Het startpunt voor de overgangsperiode is vanzelfsprekend ongunstiger voor een groter
aantal pensioenfondsen dan vorig jaar en voor bijna 10 miljoen deelnemers en pensioengerechtigden.
Op basis van de dekkingsgraden van eind mei zouden pensioenen gemiddeld met 18% (onvoorwaardelijk)
gekort moeten worden. Hoewel deze korting gespreid mag worden over maximaal 10 jaar,
kan dit een forse impact hebben op deelnemers en pensioengerechtigden.

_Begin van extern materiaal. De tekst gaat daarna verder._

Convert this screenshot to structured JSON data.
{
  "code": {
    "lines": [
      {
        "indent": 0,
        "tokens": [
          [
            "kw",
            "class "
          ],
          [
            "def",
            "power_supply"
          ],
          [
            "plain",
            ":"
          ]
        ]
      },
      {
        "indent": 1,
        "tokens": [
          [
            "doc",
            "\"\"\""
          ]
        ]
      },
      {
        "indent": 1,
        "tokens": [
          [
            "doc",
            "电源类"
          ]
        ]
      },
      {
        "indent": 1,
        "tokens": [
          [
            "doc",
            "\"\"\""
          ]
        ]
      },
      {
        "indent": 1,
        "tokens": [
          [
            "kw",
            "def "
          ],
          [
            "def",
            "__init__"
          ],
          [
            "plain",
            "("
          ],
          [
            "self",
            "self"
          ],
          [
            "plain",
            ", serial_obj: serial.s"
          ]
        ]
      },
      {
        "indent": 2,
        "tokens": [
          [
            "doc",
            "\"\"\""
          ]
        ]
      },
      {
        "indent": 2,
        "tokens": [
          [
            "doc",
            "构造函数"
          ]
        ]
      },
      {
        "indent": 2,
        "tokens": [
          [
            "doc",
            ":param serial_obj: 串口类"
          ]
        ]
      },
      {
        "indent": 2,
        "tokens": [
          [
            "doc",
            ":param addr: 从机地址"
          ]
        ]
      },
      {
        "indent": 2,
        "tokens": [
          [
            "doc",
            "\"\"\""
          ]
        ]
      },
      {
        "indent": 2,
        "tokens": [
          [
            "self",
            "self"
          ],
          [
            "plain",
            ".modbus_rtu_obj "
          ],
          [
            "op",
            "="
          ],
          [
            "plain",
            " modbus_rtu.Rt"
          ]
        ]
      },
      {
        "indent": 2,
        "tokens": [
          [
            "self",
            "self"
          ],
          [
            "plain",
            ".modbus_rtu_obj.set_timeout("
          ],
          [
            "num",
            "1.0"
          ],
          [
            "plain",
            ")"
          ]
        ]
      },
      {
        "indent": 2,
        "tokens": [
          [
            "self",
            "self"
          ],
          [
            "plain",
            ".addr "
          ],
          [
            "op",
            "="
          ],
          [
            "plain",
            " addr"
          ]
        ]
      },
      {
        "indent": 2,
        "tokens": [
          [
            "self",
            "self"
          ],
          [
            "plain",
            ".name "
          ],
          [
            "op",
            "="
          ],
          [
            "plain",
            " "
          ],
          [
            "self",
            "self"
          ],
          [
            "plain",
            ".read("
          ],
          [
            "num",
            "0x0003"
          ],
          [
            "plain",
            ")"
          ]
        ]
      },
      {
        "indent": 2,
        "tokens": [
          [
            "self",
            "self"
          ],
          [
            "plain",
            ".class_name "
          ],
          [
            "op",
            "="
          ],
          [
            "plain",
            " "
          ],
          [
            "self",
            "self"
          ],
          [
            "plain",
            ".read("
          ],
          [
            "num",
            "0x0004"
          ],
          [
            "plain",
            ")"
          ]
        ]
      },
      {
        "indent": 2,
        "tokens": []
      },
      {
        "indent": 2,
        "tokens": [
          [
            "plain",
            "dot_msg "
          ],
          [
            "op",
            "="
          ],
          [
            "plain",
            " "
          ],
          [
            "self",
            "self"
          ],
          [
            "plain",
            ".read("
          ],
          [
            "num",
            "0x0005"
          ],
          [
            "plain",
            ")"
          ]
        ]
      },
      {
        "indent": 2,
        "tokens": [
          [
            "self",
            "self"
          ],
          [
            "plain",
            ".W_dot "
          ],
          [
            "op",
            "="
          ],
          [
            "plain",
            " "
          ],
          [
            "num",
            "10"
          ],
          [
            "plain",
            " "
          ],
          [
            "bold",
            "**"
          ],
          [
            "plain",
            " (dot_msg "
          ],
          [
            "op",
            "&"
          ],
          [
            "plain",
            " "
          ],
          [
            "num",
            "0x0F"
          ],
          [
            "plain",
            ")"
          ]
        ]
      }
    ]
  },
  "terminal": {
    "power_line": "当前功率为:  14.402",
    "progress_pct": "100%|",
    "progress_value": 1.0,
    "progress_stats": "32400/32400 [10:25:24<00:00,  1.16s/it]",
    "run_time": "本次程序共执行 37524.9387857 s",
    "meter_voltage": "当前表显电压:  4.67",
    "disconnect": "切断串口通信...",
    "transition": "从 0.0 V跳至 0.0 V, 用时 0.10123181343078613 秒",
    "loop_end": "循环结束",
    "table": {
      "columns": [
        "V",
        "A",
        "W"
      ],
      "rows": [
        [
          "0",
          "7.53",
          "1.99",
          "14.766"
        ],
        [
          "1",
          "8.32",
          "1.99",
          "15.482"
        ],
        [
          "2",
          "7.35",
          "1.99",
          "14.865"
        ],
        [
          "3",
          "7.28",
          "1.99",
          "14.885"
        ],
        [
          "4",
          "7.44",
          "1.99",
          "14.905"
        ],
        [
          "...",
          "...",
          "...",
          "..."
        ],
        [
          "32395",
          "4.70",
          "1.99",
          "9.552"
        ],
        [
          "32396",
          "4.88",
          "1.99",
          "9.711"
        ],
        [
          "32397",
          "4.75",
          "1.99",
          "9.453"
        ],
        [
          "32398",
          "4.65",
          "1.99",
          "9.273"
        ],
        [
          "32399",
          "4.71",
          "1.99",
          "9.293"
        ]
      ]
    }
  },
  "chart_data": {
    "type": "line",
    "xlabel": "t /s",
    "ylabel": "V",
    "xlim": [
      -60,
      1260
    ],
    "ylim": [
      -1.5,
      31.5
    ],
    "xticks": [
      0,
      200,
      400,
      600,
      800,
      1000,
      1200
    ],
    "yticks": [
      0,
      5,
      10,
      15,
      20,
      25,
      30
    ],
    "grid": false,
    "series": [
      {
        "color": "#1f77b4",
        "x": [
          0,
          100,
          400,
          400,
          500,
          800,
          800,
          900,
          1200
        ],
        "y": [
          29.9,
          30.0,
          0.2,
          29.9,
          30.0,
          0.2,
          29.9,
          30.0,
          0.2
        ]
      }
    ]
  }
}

Gegeven de zeer uitzonderlijke economische situatie waar we ons nu in bevinden, ben
ik bereid om toe te zeggen dit jaar opnieuw gebruik te maken van mijn bevoegdheid
om pensioenfondsen langer de tijd te geven aan de financiële eisen te voldoen. Onder
dezelfde voorwaarden als vorig jaar kunnen pensioenfondsen de vrijstellingsregeling
gebruiken om het aantal van 6 meetmomenten waarna aan het minimaal vereist eigen vermogen
(MVEV) moet worden voldaan te verlengen.5 Dat betekent dat zij pas van deze vrijstelling gebruik mogen maken als zij een dekkingsgraad
van minimaal 90% hebben. Bij lagere dekkingsgraden zal eerst moeten worden gekort
tot 90% alvorens van de vrijstelling gebruik gemaakt kan worden. De hersteltermijn
voor het vereist eigen vermogen zal overigens ook in 2021 verlengd worden van 10 naar
12 jaar.
In lijn met de pas op de plaats ten aanzien van het voorkomen van kortingen en gegeven
de uitzonderlijke economische situatie is het logisch dat sociale partners afspreken
de pensioenpremie en pensioenopbouw in ieder geval het komende jaar zoveel mogelijk
stabiel willen houden. Stabiele premies kunnen sociale partners afspreken indien zij
dit evenwichtig achten en het past binnen het wettelijk kader. Het pensioenfondsbestuur
maakt vervolgens een afweging of zij deze opdracht kunnen aanvaarden. Het stabiel
houden van de pensioenopbouw dan wel pensioenpremie in combinatie met het niet korten
van de pensioenaanspraken en -rechten kan zorgen voor evenwicht tussen alle generaties,
werkenden en gepensioneerden.
Ik acht het van belang dat ook na 2021 fondsen geleidelijk naar het minimaal vereist
eigen vermogen toewerken, zodat pensioenfondsen op een verantwoorde en evenwichtige
wijze kunnen overstappen naar het nieuwe stelsel. De onzekerheid rondom de ontwikkeling
van de Coronacrisis maakt het lastig om nu voorbij 2021 te kijken. Een pad na 2021
acht ik wel van belang om ook in de jaren na 2021 een voorspelbaar kader te bieden.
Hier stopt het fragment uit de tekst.